Australian Scientists Found A Way To Control Machines With Your Mind, No Brain Surgery Required

Australian Scientists Found A Way To Control Machines With Your Mind, No Brain Surgery Required

The US military is looking for ways to insert microscopic devices into human brains to help folks communicate with machines, like prosthetic limbs, with their minds. And now, Australian scientists are saying they have found a way to do just that — without ripping open patients’ skulls.

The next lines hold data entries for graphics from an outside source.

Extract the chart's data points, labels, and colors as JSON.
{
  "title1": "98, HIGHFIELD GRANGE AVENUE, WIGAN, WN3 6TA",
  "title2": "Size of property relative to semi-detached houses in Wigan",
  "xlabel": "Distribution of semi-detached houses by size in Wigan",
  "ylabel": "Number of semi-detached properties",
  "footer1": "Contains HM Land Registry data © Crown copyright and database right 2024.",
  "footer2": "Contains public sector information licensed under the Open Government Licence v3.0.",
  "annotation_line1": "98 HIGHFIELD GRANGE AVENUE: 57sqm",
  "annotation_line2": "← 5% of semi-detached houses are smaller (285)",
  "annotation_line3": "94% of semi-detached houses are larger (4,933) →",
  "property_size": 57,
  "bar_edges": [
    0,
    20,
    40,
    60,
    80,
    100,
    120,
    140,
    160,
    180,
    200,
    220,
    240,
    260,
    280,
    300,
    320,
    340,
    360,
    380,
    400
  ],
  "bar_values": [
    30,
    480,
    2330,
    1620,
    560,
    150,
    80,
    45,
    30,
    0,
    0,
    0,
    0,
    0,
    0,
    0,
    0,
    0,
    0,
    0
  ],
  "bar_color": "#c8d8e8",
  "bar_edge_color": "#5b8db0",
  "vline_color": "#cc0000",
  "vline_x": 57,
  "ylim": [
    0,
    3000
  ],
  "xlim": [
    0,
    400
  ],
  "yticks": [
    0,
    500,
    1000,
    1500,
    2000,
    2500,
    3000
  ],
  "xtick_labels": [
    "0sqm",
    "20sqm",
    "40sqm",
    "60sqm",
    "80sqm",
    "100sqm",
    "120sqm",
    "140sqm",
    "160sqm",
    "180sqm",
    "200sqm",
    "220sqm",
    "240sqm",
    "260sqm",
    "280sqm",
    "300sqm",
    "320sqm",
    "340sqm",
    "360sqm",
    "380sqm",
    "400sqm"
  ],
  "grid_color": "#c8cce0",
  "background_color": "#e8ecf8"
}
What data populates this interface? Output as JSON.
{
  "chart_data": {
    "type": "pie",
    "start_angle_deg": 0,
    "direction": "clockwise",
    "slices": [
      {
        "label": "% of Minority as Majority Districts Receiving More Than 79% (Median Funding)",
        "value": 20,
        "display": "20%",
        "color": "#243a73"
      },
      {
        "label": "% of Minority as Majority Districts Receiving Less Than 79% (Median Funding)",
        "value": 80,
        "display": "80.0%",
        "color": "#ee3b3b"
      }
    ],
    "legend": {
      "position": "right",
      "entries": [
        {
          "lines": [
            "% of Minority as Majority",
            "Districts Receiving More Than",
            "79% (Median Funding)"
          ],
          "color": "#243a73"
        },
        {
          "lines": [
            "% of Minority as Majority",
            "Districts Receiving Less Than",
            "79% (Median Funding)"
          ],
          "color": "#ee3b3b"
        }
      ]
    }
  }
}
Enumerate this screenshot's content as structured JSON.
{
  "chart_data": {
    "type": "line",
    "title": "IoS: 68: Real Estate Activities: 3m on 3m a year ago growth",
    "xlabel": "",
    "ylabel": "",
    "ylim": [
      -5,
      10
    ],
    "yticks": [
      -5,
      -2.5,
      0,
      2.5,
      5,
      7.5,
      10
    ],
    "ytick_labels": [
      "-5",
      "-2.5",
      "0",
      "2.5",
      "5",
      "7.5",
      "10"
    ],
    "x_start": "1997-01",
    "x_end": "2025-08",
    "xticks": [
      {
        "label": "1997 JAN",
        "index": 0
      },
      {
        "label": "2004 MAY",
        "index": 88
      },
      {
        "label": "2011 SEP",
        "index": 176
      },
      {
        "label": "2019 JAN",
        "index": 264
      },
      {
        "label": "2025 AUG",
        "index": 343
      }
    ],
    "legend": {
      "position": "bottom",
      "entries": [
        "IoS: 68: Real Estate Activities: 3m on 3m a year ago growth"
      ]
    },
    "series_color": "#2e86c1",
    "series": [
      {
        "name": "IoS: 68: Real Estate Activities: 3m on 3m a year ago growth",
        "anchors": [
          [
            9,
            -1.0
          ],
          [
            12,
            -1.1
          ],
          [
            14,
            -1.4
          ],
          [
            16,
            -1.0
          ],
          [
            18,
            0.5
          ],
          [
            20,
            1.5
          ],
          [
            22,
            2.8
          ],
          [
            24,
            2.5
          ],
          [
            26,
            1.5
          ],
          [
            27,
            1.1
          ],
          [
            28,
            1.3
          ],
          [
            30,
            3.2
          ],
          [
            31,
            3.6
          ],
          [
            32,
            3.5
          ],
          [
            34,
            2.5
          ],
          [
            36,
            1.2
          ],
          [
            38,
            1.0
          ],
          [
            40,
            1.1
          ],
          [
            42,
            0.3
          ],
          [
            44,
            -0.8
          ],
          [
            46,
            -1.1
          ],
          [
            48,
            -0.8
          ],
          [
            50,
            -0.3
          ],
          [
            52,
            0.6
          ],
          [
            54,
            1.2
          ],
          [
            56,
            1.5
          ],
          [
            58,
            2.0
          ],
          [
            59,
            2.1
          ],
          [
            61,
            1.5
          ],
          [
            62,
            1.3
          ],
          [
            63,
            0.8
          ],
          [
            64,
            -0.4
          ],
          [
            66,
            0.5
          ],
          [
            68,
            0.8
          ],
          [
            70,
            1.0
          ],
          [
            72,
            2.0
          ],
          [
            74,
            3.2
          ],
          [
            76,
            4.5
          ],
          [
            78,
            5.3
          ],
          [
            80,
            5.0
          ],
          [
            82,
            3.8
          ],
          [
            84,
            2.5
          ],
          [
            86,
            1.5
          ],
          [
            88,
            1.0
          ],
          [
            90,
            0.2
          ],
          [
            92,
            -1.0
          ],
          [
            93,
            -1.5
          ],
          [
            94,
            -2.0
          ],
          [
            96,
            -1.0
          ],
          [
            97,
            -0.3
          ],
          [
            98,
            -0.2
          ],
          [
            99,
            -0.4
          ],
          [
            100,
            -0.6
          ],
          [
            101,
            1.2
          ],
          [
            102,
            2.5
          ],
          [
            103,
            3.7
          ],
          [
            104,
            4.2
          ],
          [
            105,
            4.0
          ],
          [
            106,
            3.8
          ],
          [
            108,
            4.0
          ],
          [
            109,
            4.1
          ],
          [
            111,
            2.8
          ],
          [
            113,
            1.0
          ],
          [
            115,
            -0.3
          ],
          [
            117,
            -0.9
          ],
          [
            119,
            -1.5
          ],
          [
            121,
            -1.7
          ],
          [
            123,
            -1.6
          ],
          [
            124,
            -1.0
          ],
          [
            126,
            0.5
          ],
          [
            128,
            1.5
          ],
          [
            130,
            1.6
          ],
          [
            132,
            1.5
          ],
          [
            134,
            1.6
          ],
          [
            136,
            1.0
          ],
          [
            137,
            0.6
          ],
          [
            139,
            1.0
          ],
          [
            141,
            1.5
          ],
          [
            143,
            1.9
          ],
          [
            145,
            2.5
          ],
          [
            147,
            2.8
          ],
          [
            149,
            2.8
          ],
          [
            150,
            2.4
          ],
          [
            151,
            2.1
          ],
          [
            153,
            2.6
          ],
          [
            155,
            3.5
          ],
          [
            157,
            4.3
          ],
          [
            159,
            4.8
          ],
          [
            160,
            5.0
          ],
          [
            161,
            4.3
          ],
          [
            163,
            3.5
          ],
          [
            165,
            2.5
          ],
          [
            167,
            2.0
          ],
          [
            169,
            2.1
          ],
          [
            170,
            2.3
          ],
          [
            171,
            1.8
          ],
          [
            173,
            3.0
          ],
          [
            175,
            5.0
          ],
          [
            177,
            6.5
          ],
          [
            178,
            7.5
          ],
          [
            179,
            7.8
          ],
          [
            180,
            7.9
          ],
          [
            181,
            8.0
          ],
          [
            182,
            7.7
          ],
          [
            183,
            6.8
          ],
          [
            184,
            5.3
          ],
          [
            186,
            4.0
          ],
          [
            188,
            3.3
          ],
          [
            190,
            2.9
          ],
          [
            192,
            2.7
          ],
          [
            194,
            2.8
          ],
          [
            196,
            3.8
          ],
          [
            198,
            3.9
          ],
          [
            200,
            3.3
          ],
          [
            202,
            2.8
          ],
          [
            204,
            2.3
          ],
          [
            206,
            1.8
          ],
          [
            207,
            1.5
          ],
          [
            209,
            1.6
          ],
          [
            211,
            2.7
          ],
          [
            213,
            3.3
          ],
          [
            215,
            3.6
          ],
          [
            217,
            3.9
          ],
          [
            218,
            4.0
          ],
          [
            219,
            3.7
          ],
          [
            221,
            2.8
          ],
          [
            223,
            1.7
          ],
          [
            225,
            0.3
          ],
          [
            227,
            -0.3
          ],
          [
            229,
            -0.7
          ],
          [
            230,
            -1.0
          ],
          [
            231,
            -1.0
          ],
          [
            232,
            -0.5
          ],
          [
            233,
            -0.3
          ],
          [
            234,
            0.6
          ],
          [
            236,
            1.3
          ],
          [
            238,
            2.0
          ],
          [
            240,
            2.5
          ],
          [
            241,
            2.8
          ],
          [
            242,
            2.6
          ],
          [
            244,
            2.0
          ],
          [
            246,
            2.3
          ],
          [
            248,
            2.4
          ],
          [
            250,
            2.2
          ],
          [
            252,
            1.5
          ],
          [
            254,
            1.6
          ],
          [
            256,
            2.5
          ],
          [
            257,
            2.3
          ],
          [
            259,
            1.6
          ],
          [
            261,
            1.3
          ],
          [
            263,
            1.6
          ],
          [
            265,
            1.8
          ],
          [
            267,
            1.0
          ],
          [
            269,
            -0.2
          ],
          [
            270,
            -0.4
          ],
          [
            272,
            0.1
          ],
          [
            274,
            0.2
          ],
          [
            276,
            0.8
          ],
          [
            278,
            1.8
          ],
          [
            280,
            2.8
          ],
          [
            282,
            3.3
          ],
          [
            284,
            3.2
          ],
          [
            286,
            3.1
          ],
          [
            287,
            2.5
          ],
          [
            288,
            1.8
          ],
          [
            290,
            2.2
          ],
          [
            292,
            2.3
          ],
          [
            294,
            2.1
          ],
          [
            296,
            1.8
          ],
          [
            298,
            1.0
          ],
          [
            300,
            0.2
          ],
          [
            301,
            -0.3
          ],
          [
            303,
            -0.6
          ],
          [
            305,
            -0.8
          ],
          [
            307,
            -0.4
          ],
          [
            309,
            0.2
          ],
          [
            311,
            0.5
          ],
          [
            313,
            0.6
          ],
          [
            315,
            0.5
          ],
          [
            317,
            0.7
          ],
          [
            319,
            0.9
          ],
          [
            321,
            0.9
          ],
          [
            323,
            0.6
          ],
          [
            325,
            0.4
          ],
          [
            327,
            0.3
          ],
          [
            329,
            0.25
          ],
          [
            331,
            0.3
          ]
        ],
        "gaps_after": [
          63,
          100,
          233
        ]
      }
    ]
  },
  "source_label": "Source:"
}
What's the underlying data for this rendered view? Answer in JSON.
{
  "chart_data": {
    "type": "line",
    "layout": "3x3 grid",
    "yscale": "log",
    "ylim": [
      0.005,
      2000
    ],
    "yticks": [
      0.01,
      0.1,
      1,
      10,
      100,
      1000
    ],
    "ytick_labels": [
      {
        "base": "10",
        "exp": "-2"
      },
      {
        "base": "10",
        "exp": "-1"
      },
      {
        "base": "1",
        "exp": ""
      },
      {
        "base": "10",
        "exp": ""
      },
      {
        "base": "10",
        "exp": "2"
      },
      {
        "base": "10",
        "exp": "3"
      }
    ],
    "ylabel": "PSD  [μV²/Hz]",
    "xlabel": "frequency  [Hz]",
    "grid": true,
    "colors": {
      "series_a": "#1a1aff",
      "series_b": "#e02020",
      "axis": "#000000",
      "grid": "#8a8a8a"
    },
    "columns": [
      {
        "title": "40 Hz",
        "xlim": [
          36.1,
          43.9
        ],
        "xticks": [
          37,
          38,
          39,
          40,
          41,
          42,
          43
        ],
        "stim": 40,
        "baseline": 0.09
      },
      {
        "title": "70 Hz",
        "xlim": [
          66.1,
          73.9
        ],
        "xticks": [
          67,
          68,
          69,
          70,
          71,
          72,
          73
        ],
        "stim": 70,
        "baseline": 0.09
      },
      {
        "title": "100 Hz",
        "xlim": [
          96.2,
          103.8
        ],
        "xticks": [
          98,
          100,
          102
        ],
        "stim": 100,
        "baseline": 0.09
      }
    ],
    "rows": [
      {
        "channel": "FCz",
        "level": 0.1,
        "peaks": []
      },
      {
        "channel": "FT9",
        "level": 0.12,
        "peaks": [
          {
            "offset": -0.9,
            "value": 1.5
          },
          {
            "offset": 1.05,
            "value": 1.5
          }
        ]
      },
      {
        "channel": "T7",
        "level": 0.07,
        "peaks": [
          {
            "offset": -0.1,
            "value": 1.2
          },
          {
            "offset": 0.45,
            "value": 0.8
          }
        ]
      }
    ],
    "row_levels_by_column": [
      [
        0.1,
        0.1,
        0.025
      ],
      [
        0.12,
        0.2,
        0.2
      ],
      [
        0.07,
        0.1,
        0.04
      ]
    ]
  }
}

In the DARPA-funded study, researchers at the University of Melbourne have developed a device that could help people use their brains to control machines. These machines might include technology that helps patients control physical disabilities or neurological disorders. The results were published in the journal Nature Biotechnology.

In the study, the team inserted a paperclip-sized object into the motor cortexes of sheep. (That’s the part of the brain that oversees voluntary movement.) The device is a twist on traditional stents, those teeny tiny tubes that surgeons stick in vessels to improve blood flow.

Australian Scientists Found A Way To Control Machines With Your Mind, No Brain Surgery Required

This souped-up version, which the team calls a “stentrode”, is a stent covered in electrodes and also sounds like it belongs in a cyborg. The strentrode snakes its way into blood vessels through a catheter that’s stuck in the patient’s neck, rather than in the skull. Existing brain-machine interfaces (BIMs) require cracking the patients’ skull open in a procedure called a craniotomy. This involves removing part of the skull to access the brain.

The new development makes it easier to stick a computer chip or stentrode into a patient’s head. Instead of open-brain surgery, the method of inserting a BMI through blood vessels in the neck reduces the risk of inflaming tissue and other risks involved in such horrifying, invasive surgery.

The team plans on testing the stentrode in humans sometime next year.